Cancelled debt is debt that has been forgiven. When you borrow money from a bank for a home loan and then, either in a short sale, loan modification or foreclosure, the bank forgives part of the original mortgage amount, you have cancelled debt. Since you have received money and are not paying it back, it’s considered to income to you under the federal tax code. Income that’s taxable. Except, when it’s not.
Some types of cancelled debt that is not taxable include:
Debt cancelled that is connected to a principal residence debt in accordance with the Mortgage Debt Relief Act of 2007.
Debt cancelled under the federal bankruptcy laws.
Debt cancelled for someone who is legally insolvent. This is important to many Florida home owners as they consider short sales, foreclosures, and loan modifications after 2012. If your total debts are more than the fair market value of your total assets, then you are “insolvent” and some of your cancelled debt may not be taxable income.
3. There are limits to the Tax Break Applying to You Before It Ends: the Mortgage Forgiveness Debt Relief Act Doesn’t Apply to All House Related Cancelled Debts
The Tax Break, as favorable as it is for Florida home owners and other homeowners across the country, does not cover everything related to mortgages on homes. It has its limits.
- The Tax Break can only be used for cancelled debt on loans made to buy, build or substantially improve your principal residence.
- It applies only to cancelled debt that is secured by the home.
- The tax break has maximum amounts that are excluded from taxable income calculations: $2 million forgiven ($1 million if married filing separately).
4. Sometimes refinancing is covered by the Mortgage Forgiveness Debt Relief Act.
Cancelled debt on a refinanced home mortgage will be covered by the Tax Break, up to the amount of the balance of the mortgage at the time that it was paid off by the refinancing.
5. The Tax Break Covers Forgiven Debt but There’s No Tax Break for Losses
Not everyone gets forgiven debt in a foreclosure; sometimes, people lose money on a foreclosure of their home. In these instances, that loss isn’t given any special consideration under federal law. No tax break for these folk.

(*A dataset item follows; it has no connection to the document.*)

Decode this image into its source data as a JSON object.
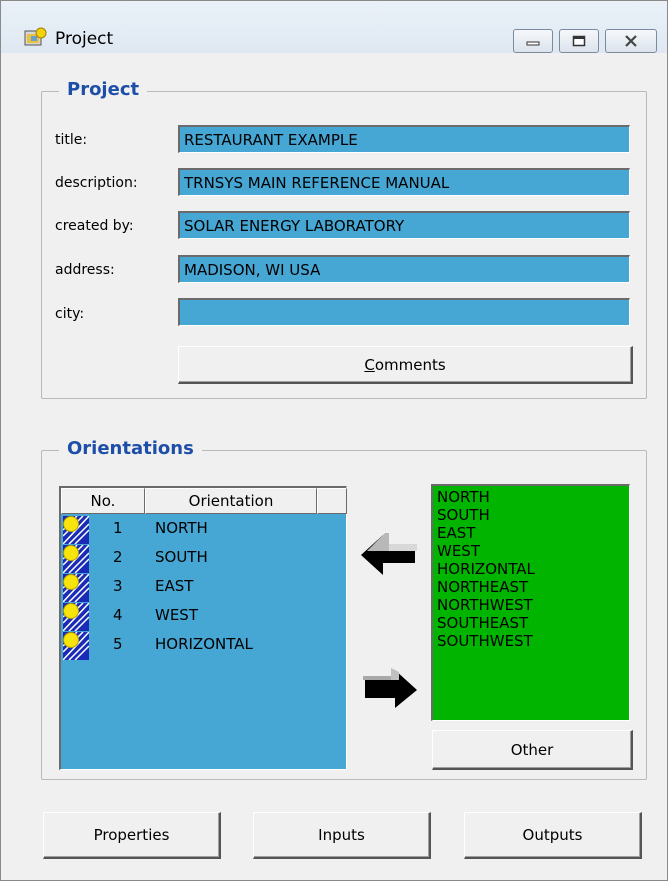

When you sell your home in Florida and the bank forgives the balance on your mortgage, this is good news for you because the lender is giving up his state law right to sue you in a deficiency lawsuit and thereafter to execute on your assets via a deficiency judgment.

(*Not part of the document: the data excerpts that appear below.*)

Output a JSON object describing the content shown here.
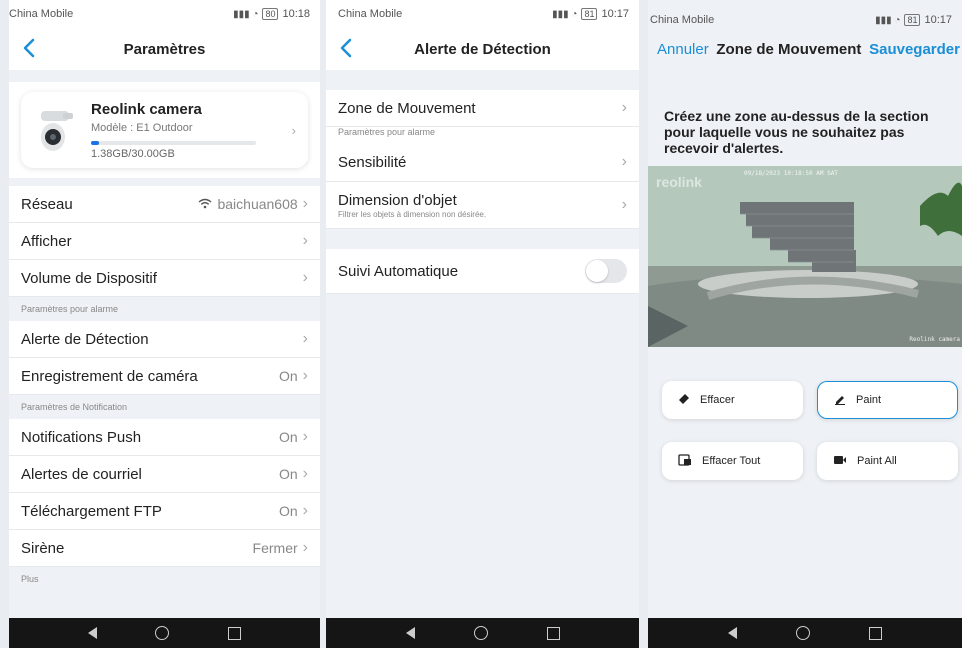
{
  "panels": [
    {
      "status": {
        "carrier": "China Mobile",
        "time": "10:18",
        "battery": "80"
      },
      "title": "Paramètres",
      "camera": {
        "name": "Reolink camera",
        "model": "Modèle : E1 Outdoor",
        "storage": "1.38GB/30.00GB",
        "storage_fraction": 0.046
      },
      "rows_a": [
        {
          "label": "Réseau",
          "value": "baichuan608"
        },
        {
          "label": "Afficher",
          "value": ""
        },
        {
          "label": "Volume de Dispositif",
          "value": ""
        }
      ],
      "section_alarm": "Paramètres pour alarme",
      "rows_b": [
        {
          "label": "Alerte de Détection",
          "value": ""
        },
        {
          "label": "Enregistrement de caméra",
          "value": "On"
        }
      ],
      "section_notif": "Paramètres de Notification",
      "rows_c": [
        {
          "label": "Notifications Push",
          "value": "On"
        },
        {
          "label": "Alertes de courriel",
          "value": "On"
        },
        {
          "label": "Téléchargement FTP",
          "value": "On"
        },
        {
          "label": "Sirène",
          "value": "Fermer"
        }
      ],
      "section_more": "Plus"
    },
    {
      "status": {
        "carrier": "China Mobile",
        "time": "10:17",
        "battery": "81"
      },
      "title": "Alerte de Détection",
      "zone": "Zone de Mouvement",
      "section_alarm": "Paramètres pour alarme",
      "sensitivity": "Sensibilité",
      "object_size": "Dimension d'objet",
      "object_size_sub": "Filtrer les objets à dimension non désirée.",
      "auto_track": "Suivi Automatique",
      "auto_track_on": false
    },
    {
      "status": {
        "carrier": "China Mobile",
        "time": "10:17",
        "battery": "81"
      },
      "cancel": "Annuler",
      "title": "Zone de Mouvement",
      "save": "Sauvegarder",
      "instruction": "Créez une zone au-dessus de la section pour laquelle vous ne souhaitez pas recevoir d'alertes.",
      "video": {
        "watermark": "reolink",
        "timestamp": "09/18/2023 10:18:50 AM SAT",
        "brand_bottom": "Reolink camera"
      },
      "buttons": {
        "erase": "Effacer",
        "paint": "Paint",
        "erase_all": "Effacer Tout",
        "paint_all": "Paint All"
      },
      "selected_tool": "Paint"
    }
  ],
  "icons": [
    "back-chevron-icon",
    "wifi-icon",
    "chevron-right-icon",
    "eraser-icon",
    "pencil-icon",
    "erase-all-icon",
    "paint-all-icon"
  ],
  "colors": {
    "accent": "#1a8fd6",
    "progress": "#1a73e8",
    "background": "#eef1f5"
  }
}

It’s a victory for you to get this forgiven debt negotiated.
However, there’s still the federal income tax laws to consider. The amount that the bank has forgiven will be considered income to you, no matter how unfair that may feel and no matter how horrific your circumstances may be.
The Tax Break can be a true lifesaver for people in dire need of a fresh start. However, it’s going to end on December 31, 2012. Next year, as harsh as it may be, the victory in getting a deficiency amount taken off the bank’s records may still mean a battle for the homeowner.

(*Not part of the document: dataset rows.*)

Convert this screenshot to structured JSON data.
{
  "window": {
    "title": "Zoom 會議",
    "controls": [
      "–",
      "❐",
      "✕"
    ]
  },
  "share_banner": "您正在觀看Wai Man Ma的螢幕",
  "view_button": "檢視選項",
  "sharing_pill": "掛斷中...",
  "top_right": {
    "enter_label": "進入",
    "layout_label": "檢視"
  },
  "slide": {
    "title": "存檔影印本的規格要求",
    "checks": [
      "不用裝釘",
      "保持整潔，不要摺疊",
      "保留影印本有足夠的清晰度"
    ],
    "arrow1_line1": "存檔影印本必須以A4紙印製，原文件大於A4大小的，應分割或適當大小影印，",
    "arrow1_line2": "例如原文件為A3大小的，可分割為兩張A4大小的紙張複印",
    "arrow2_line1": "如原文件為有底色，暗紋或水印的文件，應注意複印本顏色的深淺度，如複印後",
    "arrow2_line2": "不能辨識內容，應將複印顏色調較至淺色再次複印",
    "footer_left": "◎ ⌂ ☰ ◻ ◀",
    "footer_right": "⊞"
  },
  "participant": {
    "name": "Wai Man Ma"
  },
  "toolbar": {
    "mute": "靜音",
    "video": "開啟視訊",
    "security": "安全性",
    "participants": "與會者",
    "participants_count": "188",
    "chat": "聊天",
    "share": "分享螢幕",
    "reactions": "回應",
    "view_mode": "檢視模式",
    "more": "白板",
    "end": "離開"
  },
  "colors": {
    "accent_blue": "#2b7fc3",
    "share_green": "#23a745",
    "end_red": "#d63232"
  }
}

That hard pressed homeowner might be able to avoid paying tax on that forgiven amount if they can demonstrate that they were insolvent immediately before the discharge, for example, or if they were involved in a bankruptcy.
It will be easier for Florida homeowners to take advantage of the Tax Break before 2012 – but for some, there is still hope that the forgiven debt may not be taxed as income in some situations.